Gaara stared, holding the rope from his third attempt in his hands.

"But, that did create a few problems for me. The pseudonym I chose seems to have been the name of some singer with a famous Halloween song. Thrilling, or something like that. Anyway, you would not believe how many times people ask me for my autograph, only to realize I am not the guy they want. Though I have no problems with signing stuff for people as I am a famous villain."

Gaara smiled when he remembered his list and decided it was time he tried one of the other plans. Quickly wrapping the rope around his elbow from his hand, he hopped off his desk, and walked over to Orochimaru, the singing, laughing, dancing villain.

If Orochimaru wore more green, Gaara thought, you could easily replace "villain" with "happy elf." Except Orochimaru was not actually singing, but that was beside the point. As a psychiatrist, Gaara recognized the potential was there.

He walked towards Orochimaru, who lay oblivious on the sofa, once again rattling off about some topic Gaara had heard many times before from the pale, white man. About how, in another place, people thought he was some man named Vanderbilt.
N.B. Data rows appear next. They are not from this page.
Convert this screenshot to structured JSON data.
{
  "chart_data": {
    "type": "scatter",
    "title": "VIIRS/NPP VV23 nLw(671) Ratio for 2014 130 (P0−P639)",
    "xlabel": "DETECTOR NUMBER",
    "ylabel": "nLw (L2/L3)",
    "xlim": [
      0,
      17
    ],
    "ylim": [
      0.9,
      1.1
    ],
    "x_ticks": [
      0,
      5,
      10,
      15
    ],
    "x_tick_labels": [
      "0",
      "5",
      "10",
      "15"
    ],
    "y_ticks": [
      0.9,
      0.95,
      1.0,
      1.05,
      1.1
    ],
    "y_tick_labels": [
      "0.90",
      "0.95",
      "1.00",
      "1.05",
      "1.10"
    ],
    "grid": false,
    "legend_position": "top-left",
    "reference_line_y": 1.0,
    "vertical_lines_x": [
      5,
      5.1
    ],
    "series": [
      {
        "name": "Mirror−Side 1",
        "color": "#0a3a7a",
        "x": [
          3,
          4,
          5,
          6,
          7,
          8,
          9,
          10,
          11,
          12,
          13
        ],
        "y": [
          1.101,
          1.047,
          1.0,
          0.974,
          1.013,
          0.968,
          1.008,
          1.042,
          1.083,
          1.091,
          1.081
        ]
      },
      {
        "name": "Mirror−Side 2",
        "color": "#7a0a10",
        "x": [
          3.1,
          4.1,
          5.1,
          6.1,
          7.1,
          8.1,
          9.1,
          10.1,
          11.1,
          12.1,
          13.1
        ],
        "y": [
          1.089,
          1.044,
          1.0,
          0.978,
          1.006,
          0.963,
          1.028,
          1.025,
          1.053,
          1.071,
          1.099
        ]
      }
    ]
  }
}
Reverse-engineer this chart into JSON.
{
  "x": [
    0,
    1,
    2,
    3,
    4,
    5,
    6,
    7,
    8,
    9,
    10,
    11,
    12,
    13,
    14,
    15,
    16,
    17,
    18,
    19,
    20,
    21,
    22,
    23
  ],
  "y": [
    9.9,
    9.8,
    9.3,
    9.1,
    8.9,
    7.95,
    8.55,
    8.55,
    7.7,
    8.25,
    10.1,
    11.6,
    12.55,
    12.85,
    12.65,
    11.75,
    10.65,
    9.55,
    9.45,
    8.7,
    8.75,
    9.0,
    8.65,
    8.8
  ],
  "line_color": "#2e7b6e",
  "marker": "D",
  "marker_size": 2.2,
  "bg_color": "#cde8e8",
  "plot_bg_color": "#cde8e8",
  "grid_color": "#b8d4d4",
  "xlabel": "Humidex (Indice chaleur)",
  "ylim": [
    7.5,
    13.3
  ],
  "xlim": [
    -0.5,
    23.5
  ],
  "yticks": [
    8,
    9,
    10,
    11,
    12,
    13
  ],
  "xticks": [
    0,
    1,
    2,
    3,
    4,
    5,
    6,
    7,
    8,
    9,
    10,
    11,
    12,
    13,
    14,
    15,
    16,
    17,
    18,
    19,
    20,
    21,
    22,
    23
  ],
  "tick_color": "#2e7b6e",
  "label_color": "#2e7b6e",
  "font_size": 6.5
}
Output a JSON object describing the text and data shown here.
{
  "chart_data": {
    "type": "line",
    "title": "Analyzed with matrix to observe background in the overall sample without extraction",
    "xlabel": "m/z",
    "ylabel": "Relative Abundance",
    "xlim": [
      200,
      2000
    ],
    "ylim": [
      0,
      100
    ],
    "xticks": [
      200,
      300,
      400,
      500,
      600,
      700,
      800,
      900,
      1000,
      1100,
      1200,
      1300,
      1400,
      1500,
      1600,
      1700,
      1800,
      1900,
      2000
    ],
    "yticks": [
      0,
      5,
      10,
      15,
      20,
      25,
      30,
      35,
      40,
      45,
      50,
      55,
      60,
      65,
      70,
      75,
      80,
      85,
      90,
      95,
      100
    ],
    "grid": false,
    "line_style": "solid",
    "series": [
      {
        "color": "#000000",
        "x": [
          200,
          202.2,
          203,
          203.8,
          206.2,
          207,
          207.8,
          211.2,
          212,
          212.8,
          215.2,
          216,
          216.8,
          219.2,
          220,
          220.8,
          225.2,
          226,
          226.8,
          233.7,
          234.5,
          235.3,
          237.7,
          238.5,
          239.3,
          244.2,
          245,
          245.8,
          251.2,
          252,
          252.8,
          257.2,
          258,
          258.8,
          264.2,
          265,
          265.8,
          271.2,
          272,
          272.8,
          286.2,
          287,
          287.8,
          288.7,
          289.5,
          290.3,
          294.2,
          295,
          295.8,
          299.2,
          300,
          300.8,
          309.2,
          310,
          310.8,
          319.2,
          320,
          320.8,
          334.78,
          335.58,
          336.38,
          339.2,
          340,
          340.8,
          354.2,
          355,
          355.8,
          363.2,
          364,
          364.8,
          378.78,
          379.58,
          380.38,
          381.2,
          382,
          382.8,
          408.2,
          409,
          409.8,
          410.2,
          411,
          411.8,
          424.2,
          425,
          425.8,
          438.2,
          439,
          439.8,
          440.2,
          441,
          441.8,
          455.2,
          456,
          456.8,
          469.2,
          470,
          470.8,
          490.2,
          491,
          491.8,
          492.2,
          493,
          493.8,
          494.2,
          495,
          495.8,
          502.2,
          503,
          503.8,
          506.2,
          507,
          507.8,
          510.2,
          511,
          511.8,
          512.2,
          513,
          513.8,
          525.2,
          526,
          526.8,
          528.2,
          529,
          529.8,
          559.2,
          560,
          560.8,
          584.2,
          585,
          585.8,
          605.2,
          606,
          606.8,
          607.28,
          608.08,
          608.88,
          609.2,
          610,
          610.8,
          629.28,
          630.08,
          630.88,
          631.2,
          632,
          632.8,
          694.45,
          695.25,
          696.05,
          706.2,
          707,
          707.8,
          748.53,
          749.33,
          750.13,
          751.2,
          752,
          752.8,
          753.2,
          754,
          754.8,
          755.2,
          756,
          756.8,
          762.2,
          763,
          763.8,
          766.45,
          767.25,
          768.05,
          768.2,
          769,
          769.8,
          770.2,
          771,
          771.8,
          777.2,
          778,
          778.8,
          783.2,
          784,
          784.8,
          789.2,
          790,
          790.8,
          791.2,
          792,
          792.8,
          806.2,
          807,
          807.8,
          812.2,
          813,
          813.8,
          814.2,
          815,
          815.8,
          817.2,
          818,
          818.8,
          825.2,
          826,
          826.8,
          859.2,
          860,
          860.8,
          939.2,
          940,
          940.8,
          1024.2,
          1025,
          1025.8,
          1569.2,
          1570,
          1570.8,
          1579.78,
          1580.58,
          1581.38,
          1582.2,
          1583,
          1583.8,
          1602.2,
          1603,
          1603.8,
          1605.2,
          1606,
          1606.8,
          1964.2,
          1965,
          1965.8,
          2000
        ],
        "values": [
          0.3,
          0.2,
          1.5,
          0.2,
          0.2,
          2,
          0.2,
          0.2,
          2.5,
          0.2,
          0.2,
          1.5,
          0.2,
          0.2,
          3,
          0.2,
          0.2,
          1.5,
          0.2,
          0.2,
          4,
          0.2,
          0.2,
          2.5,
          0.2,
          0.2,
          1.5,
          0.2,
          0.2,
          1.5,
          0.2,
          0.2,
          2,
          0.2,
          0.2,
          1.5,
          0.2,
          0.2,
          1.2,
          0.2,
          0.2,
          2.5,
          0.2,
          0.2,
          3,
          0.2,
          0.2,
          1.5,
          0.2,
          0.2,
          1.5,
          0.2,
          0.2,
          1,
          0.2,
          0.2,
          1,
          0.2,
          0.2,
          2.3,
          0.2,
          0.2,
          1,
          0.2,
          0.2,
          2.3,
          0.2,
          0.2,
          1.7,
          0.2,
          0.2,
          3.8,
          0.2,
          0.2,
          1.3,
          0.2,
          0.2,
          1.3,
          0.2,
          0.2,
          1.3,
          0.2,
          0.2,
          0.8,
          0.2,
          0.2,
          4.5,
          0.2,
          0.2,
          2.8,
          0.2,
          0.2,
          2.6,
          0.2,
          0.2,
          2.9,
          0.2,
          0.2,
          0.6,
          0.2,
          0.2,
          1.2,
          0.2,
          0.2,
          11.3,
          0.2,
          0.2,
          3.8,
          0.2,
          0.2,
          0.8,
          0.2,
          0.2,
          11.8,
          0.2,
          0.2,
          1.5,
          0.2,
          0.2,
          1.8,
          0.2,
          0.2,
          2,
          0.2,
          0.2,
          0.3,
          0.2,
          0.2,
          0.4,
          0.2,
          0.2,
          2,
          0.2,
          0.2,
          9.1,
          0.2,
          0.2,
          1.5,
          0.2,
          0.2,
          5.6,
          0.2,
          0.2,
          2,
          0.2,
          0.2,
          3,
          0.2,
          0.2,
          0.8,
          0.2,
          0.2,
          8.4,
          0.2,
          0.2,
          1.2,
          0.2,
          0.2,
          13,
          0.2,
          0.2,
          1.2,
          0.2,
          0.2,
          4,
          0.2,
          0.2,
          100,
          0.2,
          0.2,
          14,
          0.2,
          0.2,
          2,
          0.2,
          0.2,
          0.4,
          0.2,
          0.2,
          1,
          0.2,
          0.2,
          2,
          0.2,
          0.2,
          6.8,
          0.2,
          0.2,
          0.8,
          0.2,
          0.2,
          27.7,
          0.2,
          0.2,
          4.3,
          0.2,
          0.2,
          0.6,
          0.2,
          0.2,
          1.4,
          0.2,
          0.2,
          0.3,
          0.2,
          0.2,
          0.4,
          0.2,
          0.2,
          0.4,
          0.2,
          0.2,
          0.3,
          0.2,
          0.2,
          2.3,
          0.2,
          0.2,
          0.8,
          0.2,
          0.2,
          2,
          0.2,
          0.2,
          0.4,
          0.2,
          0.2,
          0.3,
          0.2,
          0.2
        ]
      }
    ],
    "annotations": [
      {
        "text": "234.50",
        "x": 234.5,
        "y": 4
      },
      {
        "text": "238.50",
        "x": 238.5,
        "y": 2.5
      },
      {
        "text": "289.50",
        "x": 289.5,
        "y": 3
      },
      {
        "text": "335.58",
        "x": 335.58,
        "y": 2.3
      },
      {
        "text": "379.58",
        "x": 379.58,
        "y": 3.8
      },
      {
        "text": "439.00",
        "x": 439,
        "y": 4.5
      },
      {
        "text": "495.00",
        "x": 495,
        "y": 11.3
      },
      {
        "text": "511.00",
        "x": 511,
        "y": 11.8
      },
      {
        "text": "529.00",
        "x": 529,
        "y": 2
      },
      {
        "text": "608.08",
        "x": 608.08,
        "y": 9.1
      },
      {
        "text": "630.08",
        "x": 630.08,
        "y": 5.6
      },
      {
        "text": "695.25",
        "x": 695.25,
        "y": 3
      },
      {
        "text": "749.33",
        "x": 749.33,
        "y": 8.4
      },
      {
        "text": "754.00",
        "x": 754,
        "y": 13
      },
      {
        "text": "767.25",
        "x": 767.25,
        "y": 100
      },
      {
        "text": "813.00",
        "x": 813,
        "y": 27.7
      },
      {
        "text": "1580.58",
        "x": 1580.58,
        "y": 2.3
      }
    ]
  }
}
"They called me an evil wizard. I had no clue what the heck that kid was talking about, but I still can't get his face out of my head. He had a scar on his forehead," Orochimaru said aloud while Gaara said it in his head. "And, he kept calling me 'Vanderbilt' and told me to stop the snakes or else." Gaara was perfectly on time with Orochimaru. "So of course I used a water prison technique on the dumb brats so they would stop trying to poke me with their sticks—honestly, who do they think I am—but the stupid girl managed to get out with the redhead kid and—hey, what are you doing?"

Orochimaru finally noticed the rope around his neck that Gaara was pulling tighter and tighter.

"Is this a new ninjutsu therapy?" Orochimaru asked brightly.